I know I’ve told this story before, but it fits so well with a couple of issues I am dealing with that I share it here again.
In my travels, one morning I stopped for breakfast and sat in a booth near two women. When the waitress came to take their orders, one of the women said, “I would like the Eggs Benedict, but could I have sausage on that instead of ham? And I really don’t care for English Muffins; could you put it on a biscuit, instead? And I don’t like that gunky yellow sauce they put on it, so you could just leave that off for me. And if it isn’t too much trouble, could they fry the eggs instead of poaching them?”
The waitress, being helpful said, “You know, if you get the sausage and eggs breakfast, it comes with a biscuit and is $2.00 cheaper.”
The woman, drawing herself up indignantly, spat, “I don’t want the sausage and eggs breakfast; I want Eggs Benedict!”
I was reminded of this story when I talked with a young woman who wistfully confessed that she missed going to church, and would really love to find one, but she only liked uplifting sermons; she didn’t like being challenged or made to feel guilty. And she wanted to go where there was really good music, but she really didn’t care for most of the hymns and she absolutely abhors praise music. And she would like to go someplace where she didn’t feel like a stranger, but she also didn’t want a lot of people bothering her. And she liked going someplace to pray, but she didn’t like it when she was expected to pray printed prayers. But she really, really wanted to find a church.
Another recent inquiry came asking if I knew of a good Bible study that was simple and quick, that could be done alone, and that wouldn’t focus on any of the really boring or irrelevant parts of scripture, but would give a person a fairly good level of competency and understanding?
We are living in an age of “me-first” consumerism and entitlement. We want what we want when we want it, and we don’t want anything we don’t want. We have lost any tolerance for enduring the good with the bad, and in the church and dominant culture it is resulting in pastiche spirituality as the new normal. People cherry-pick the bits and pieces they like from Bible, devotionals, sacred writings of other faiths, aphorisms, bumper-stickers, pop culture and create a mash-up that “works” for them. Jesus wept!
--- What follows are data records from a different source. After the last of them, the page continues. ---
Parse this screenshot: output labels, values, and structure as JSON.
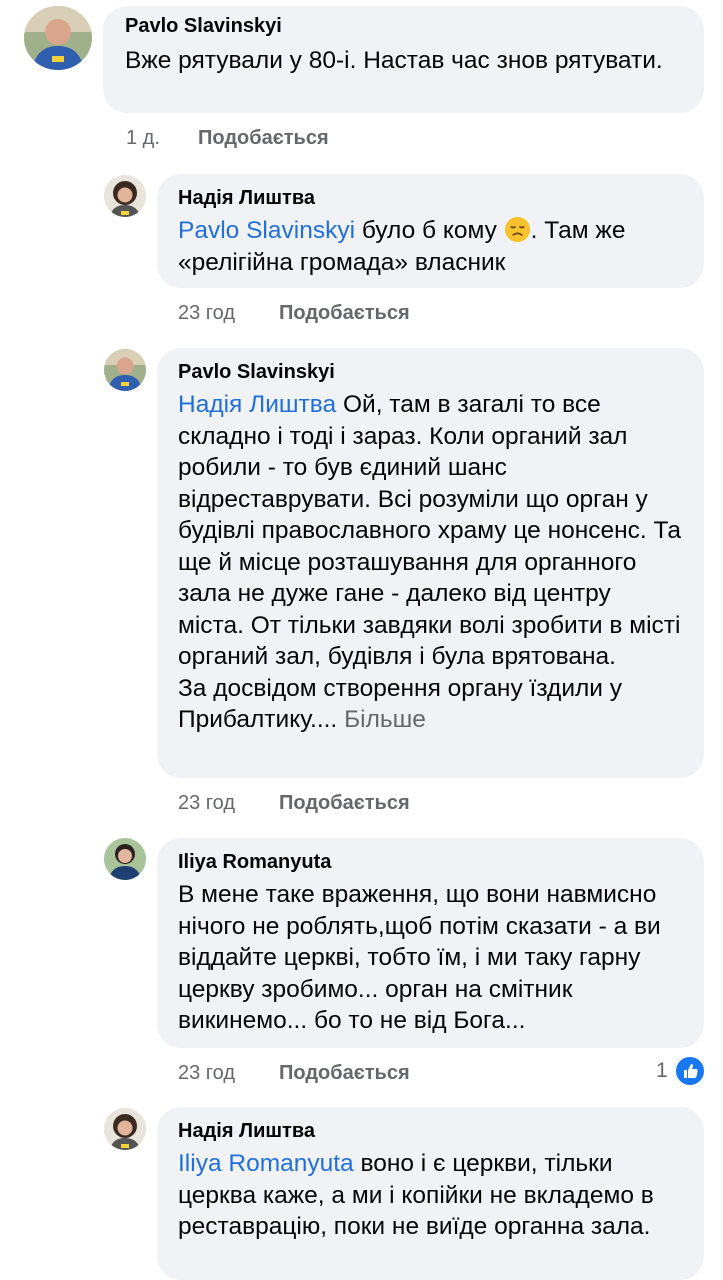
{
  "comments": [
    {
      "author": "Pavlo Slavinskyi",
      "text": "Вже рятували у 80-і. Настав час знов рятувати.",
      "time": "1 д.",
      "like_label": "Подобається"
    },
    {
      "author": "Надія Лиштва",
      "mention": "Pavlo Slavinskyi",
      "text_before_emoji": " було б кому ",
      "emoji": "disappointed-face-icon",
      "text_after_emoji": ". Там же «релігійна громада» власник",
      "time": "23 год",
      "like_label": "Подобається"
    },
    {
      "author": "Pavlo Slavinskyi",
      "mention": "Надія Лиштва",
      "text": " Ой, там в загалі то все складно і тоді і зараз. Коли органий зал робили - то був єдиний шанс відреставрувати. Всі розуміли що орган у будівлі православного храму це нонсенс. Та ще й місце розташування для органного зала не дуже гане - далеко від центру міста. От тільки завдяки волі зробити в місті органий зал, будівля і була врятована.",
      "text2": "За досвідом створення органу їздили у Прибалтику....",
      "more_label": "Більше",
      "time": "23 год",
      "like_label": "Подобається"
    },
    {
      "author": "Iliya Romanyuta",
      "text": "В мене таке враження, що вони навмисно нічого не роблять,щоб потім сказати - а ви віддайте церкві, тобто їм, і ми таку гарну церкву зробимо... орган на смітник викинемо... бо то не від Бога...",
      "time": "23 год",
      "like_label": "Подобається",
      "reaction_count": "1",
      "reaction_icon": "like-thumb-icon"
    },
    {
      "author": "Надія Лиштва",
      "mention": "Iliya Romanyuta",
      "text": " воно і є церкви, тільки церква каже, а ми і копійки не вкладемо в реставрацію, поки не виїде органна зала."
    }
  ],
  "colors": {
    "bubble": "#f0f2f5",
    "mention": "#216fdb",
    "meta": "#65676b",
    "like_badge": "#1877f2"
  }
}
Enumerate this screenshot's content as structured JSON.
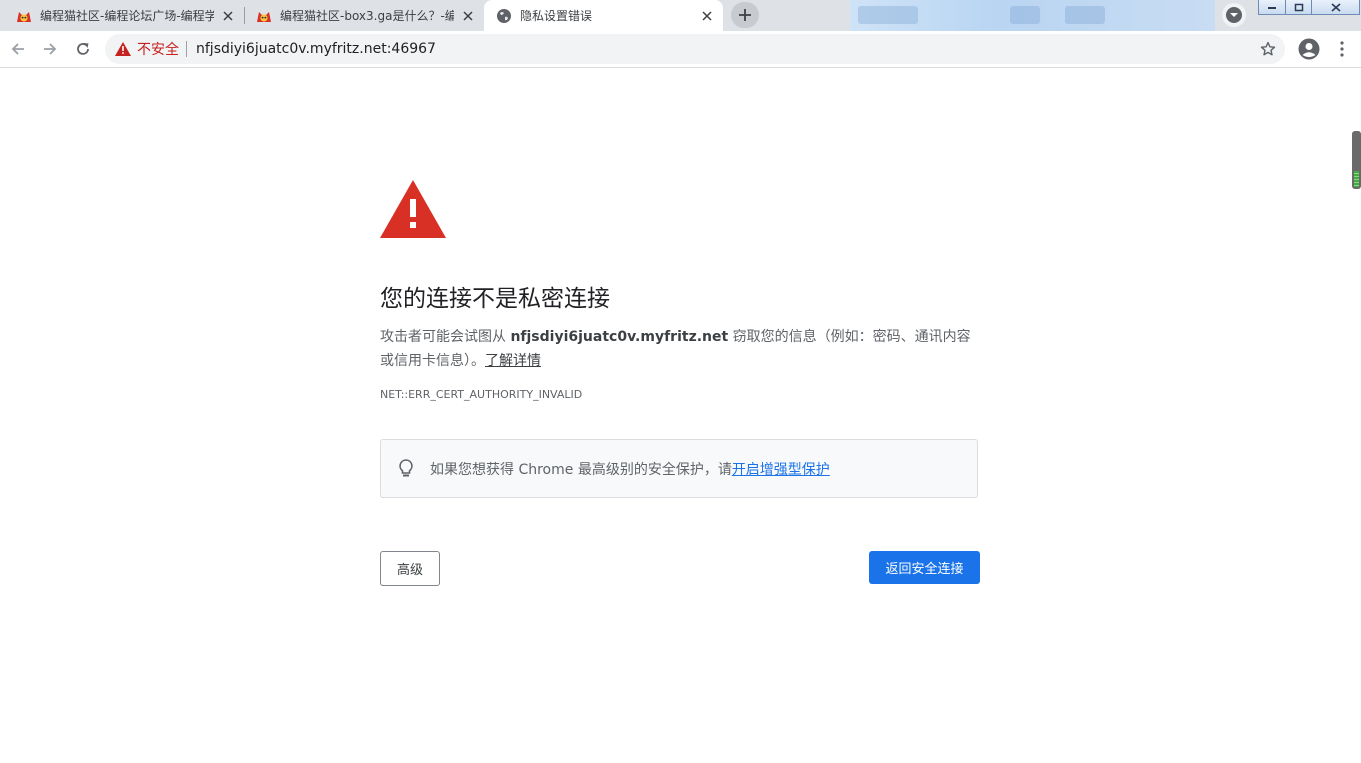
{
  "tabs": [
    {
      "title": "编程猫社区-编程论坛广场-编程学",
      "active": false,
      "favicon": "coding-cat-icon"
    },
    {
      "title": "编程猫社区-box3.ga是什么？-编",
      "active": false,
      "favicon": "coding-cat-icon"
    },
    {
      "title": "隐私设置错误",
      "active": true,
      "favicon": "globe-icon"
    }
  ],
  "omnibox": {
    "security_label": "不安全",
    "url": "nfjsdiyi6juatc0v.myfritz.net:46967"
  },
  "interstitial": {
    "heading": "您的连接不是私密连接",
    "desc_prefix": "攻击者可能会试图从 ",
    "desc_host": "nfjsdiyi6juatc0v.myfritz.net",
    "desc_suffix": " 窃取您的信息（例如：密码、通讯内容或信用卡信息）。",
    "learn_more": "了解详情",
    "error_code": "NET::ERR_CERT_AUTHORITY_INVALID",
    "tip_text": "如果您想获得 Chrome 最高级别的安全保护，请",
    "tip_link": "开启增强型保护",
    "advanced_button": "高级",
    "back_button": "返回安全连接"
  },
  "colors": {
    "warning_red": "#d93025",
    "insecure_text": "#c5221f",
    "primary_blue": "#1a73e8",
    "tabstrip_bg": "#dee1e6"
  }
}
Now, we all do this to a certain degree. Due to my superior understanding and interpretation, my Jesus can beat up your Jesus any day. My beliefs, my opinions, my prejudices, my worldview, my practices, my engagement is better in every way than the “lesser” beliefs/opinions/prejudices/worldviews/practices/engagement of “lesser” people. Differences of opinion, exegesis, perspective, and worldview cause constant clashes. And this reveals the problem.
Where is our “we-ness?” What is our common good, our shared value, our connective tissue, our unity in diversity. How has the ME displaced and usurped the WE? Ours is a shared faith. We are the people of God. Sometime early in the 21st century the evangelical questions shifted from “and how is it with your soul?” to “do you know Jesus Christ as your personal Lord and Savior?” and “where have you experienced God’s grace in the world this week?” to “are you Born Again?” The context of the earlier questions was in community or small groups, while the neo-context was individual, personal, and all-too-often private. The plural “you” so often used in the Christian scriptures got squeezed through the singular “you” filter of modern Western culture. John Wesley taught about acts of personal piety, but he also preached and taught about the Means of Grace. Personal piety — prayer, devotional contemplation, journaling, reading of Scripture — was essential for all Christians, but so were regular participation in communal acts of prayer, study of Scripture, celebration of sacraments, Christian conference, fasting, and works of mercy. These corporate practices were so crucial and central for Wesley that he described them as ways we place ourselves in the path of the divine — means to the ends of grace. They were not optional. They were not dispensable. They were not irrelevant. The practice of the Means of Grace is essential to mature in the Christian faith. “We” matters as much, if not more than, “me.”
Today’s leadership needs to teach and preach that it is NOT okay to pick and choose the bits and pieces we like, and discard the rest. We need to let people know that you CAN’T be as good a Christian alone as you can be in community. We need to remind people that being and doing, believing and behaving, worshiping and working are not separate, but in every case two sides of a single coin. We need to remember that there is no such thing as “personal salvation” divorced from the Body of Christ. We rise or fall together, and shame on us for succumbing to the cultural values of “me, me, me, most important”. In the grand scheme and scope of God creation, a little humility is in order.
I truly believe that when every individual defines faith in personal and private terms, the center cannot hold. We are less and less the Body of Christ and more and more dismembered parts, lifeless and useless and perfectly happy in our personal delusion of sanctity. I have no meaning, no purpose, and no intrinsic value unless there is a you, and ultimately a we. We are one in the Spirit, we are one in the Lord, and alone we are meaningless. The “you” that Paul and Jesus so passionately proclaimed is collective more often than individual. Were Jesus from the south, he would have appropriately taught “y’all” and it would have been a whole lot clearer. Together WE ARE the Body of Christ. It is important not to forget that fact.